Eugenia Gonzaga: “Para que não se esqueça, para que não se repita”
Em 23 de março de 2013, a Comissão Nacional da Verdade (CNV) realizou pela primeira vez uma audiência pública sobre um tema incômodo e pouco conhecido: as relações da ditadura com as empresas privadas do período.
O caso específico abordado na audiência foi o da Panair, companhia aérea proibida de voar pelo governo militar em 10 de fevereiro de 1965 e que teve a falência decretada, apesar de não ter problemas financeiros. Conforme concluiu a CNV, a aniquilação da Panair foi coordenada por síndicos militares de uma falência atípica e que teve a ativa participação do Serviço Nacional de Informações (SNI), bem como de procuradores especialmente nomeados com esse objetivo.
A Panair, entretanto, foi um caso isolado no meio empresarial, que, em sua esmagadora maioria, apoiou totalmente a ditadura militar e também as violações de direitos humanos perpetradas. Algumas empresas não apenas apoiaram como também praticaram tais violações em suas dependências privadas.
Conforme consta do Volume II, do Relatório da CNV (Texto 2):
– os trabalhadores e seus movimentos sindicais – comprometidos muito antes de 1964 com a luta por seus direitos, especialmente por condições dignas de trabalho e moradia – foram o alvo primordial do golpe de Estado de 1964;
– desde 1º de abril de 1964, os sindicatos sofreram intervenções em suas direções sindicais (mais de 400 apenas em 1964); depredação de sedes de entidades; prisões, torturas e execuções de seus líderes e integrantes; tudo com o objetivo de quebrar a espinha dorsal do pujante movimento organizacional dos trabalhadores, em ascensão desde os anos 1950, e impedir que a partir deles se estruturasse qualquer possibilidade de resistência ao golpe civil-militar;
– a classe empresarial, autêntica representante das elites civis, apoiou o golpe de Estado pois ele representava a segurança de um regime econômico que privilegiasse o capital nacional associado ao multinacional, evitando, ao mesmo tempo, a reforma agrária e a expansão dos direitos trabalhistas;
– o apoio das empresas ao golpe foi tão ostensivo que foi criado o Grupo Permanente de Mobilização Industrial (GPMI) da Federação das Indústrias do Estado de São Paulo (Fiesp), o qual estabeleceu como sua principal finalidade a colaboração com as Forças Armadas e Forças Auxiliares na repressão política, mediante a formação de nove comissões: de Veículos e Viaturas; de Autopeças e Sobressalentes; de Artigos de Couro e Calçados; de Artigos Têxteis; de Material e Equipamentos Aeronáuticos; de Víveres e Alimentação; de Medicamentos e Equipamentos Hospitalares; de Munição e Armamento; e, finalmente, de Equipamento Elétrico e Eletrônico.

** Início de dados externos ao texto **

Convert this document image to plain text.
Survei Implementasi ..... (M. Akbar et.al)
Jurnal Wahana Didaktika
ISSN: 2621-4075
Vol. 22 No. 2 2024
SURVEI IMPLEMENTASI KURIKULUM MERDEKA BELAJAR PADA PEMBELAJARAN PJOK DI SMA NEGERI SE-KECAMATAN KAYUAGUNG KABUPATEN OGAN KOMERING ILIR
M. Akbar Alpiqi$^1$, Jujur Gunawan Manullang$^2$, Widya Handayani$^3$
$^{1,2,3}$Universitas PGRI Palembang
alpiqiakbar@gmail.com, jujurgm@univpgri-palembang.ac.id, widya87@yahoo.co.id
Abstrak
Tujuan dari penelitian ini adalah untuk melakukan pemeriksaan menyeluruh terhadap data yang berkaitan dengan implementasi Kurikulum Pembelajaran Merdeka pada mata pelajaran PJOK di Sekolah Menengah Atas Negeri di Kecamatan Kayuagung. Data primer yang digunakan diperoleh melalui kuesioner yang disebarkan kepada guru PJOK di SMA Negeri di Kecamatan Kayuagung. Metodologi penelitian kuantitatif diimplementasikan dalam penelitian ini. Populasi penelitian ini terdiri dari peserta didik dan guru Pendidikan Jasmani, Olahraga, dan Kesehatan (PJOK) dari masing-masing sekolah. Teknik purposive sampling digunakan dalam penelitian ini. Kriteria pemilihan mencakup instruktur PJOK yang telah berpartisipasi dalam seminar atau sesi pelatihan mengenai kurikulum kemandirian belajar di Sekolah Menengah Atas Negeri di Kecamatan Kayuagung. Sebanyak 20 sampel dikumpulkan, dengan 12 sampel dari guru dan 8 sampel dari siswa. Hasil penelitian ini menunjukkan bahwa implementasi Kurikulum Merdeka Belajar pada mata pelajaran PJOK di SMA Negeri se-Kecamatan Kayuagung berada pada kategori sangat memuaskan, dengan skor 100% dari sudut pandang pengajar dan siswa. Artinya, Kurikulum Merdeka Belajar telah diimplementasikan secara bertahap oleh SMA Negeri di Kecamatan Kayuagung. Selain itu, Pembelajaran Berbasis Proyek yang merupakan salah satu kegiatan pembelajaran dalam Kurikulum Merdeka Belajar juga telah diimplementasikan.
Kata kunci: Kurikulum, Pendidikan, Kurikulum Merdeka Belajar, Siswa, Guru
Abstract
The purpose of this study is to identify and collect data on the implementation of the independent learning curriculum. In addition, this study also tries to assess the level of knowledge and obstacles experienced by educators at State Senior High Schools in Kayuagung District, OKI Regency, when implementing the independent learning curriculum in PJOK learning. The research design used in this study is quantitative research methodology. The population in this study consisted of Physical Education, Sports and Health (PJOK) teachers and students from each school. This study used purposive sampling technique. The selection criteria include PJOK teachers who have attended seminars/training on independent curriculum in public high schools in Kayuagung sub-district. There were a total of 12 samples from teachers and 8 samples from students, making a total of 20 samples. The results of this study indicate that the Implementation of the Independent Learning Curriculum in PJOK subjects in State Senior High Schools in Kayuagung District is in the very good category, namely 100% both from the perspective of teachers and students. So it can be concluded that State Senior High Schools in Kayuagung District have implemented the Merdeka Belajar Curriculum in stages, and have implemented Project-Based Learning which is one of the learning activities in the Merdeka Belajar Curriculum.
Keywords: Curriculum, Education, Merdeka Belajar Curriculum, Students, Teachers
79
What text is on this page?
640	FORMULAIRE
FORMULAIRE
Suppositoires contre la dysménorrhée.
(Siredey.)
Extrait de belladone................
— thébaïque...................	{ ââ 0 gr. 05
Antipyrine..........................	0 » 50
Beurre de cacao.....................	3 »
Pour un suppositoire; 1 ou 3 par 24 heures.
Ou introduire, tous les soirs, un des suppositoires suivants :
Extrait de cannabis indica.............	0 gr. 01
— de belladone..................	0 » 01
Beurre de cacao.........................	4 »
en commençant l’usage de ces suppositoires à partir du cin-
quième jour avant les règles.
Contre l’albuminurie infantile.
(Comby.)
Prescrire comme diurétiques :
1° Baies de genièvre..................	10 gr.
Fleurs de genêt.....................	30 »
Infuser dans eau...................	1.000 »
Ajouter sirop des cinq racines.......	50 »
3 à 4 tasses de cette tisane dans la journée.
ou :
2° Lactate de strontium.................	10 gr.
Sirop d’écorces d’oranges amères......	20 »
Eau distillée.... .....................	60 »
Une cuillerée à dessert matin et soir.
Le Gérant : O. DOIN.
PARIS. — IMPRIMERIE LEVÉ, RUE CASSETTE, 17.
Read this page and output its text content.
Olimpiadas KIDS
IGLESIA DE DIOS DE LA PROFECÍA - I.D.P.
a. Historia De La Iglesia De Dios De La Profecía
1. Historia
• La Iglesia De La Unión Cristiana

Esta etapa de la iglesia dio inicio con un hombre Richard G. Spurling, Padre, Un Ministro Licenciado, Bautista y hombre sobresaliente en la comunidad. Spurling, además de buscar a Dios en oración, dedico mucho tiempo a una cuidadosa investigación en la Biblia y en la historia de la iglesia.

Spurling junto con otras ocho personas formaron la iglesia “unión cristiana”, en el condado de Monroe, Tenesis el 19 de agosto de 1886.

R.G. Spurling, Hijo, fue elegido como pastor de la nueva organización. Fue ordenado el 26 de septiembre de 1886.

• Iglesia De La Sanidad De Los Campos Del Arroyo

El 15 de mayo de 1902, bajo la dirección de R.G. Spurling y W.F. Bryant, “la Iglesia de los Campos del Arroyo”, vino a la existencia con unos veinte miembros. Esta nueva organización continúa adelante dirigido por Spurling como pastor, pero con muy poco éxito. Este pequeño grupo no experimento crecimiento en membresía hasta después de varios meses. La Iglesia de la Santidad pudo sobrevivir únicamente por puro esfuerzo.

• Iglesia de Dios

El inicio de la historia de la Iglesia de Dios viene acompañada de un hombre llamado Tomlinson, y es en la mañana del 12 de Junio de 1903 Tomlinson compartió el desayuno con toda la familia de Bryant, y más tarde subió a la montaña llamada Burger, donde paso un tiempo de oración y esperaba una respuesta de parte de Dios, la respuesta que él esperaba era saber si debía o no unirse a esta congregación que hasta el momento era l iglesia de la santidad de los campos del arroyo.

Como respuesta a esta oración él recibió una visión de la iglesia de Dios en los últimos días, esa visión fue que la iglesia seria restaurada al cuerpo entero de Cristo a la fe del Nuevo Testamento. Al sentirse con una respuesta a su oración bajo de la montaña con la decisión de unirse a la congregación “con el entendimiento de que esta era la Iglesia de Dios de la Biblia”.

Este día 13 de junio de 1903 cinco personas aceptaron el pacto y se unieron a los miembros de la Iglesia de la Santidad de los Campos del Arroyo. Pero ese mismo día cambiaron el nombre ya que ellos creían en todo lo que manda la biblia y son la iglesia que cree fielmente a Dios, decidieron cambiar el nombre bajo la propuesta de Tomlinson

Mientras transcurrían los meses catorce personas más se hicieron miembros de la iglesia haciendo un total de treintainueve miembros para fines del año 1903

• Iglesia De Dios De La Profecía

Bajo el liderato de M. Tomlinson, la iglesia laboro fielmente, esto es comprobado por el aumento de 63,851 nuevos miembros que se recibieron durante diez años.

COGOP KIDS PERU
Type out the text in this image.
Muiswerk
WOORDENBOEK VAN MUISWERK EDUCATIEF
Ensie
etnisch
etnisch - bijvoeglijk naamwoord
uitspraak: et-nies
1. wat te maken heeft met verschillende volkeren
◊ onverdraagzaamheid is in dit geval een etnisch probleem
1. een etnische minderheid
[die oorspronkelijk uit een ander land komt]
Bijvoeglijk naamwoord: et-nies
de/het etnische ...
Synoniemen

Além de recusarem emprego (em todo o país) a perseguidos políticos constantes de listas das forças repressivas, obrigando suas famílias a uma situação de miséria, algumas empresas operavam como verdadeiras bases militares. Conforme contou Lúcio Bellentani, ex-empregado da Volkswagen de São Bernardo do Campo, à CNV: “estava trabalhando e chegaram dois indivíduos com metralhadora, encostaram nas minhas costas, já me algemaram. Na hora em que cheguei à sala de segurança da Volkswagen já começou a tortura, já comecei a apanhar ali, comecei a levar tapa, soco”. Foram presos no mesmo episódio mais de 20 metalúrgicos, a maioria da Volkswagen e o restante da Mercedes, da Perkins e da Metal Leve.
Os trabalhadores vitimados por esse tipo de repressão ainda lutam para obter reparação moral e material por parte das empresas.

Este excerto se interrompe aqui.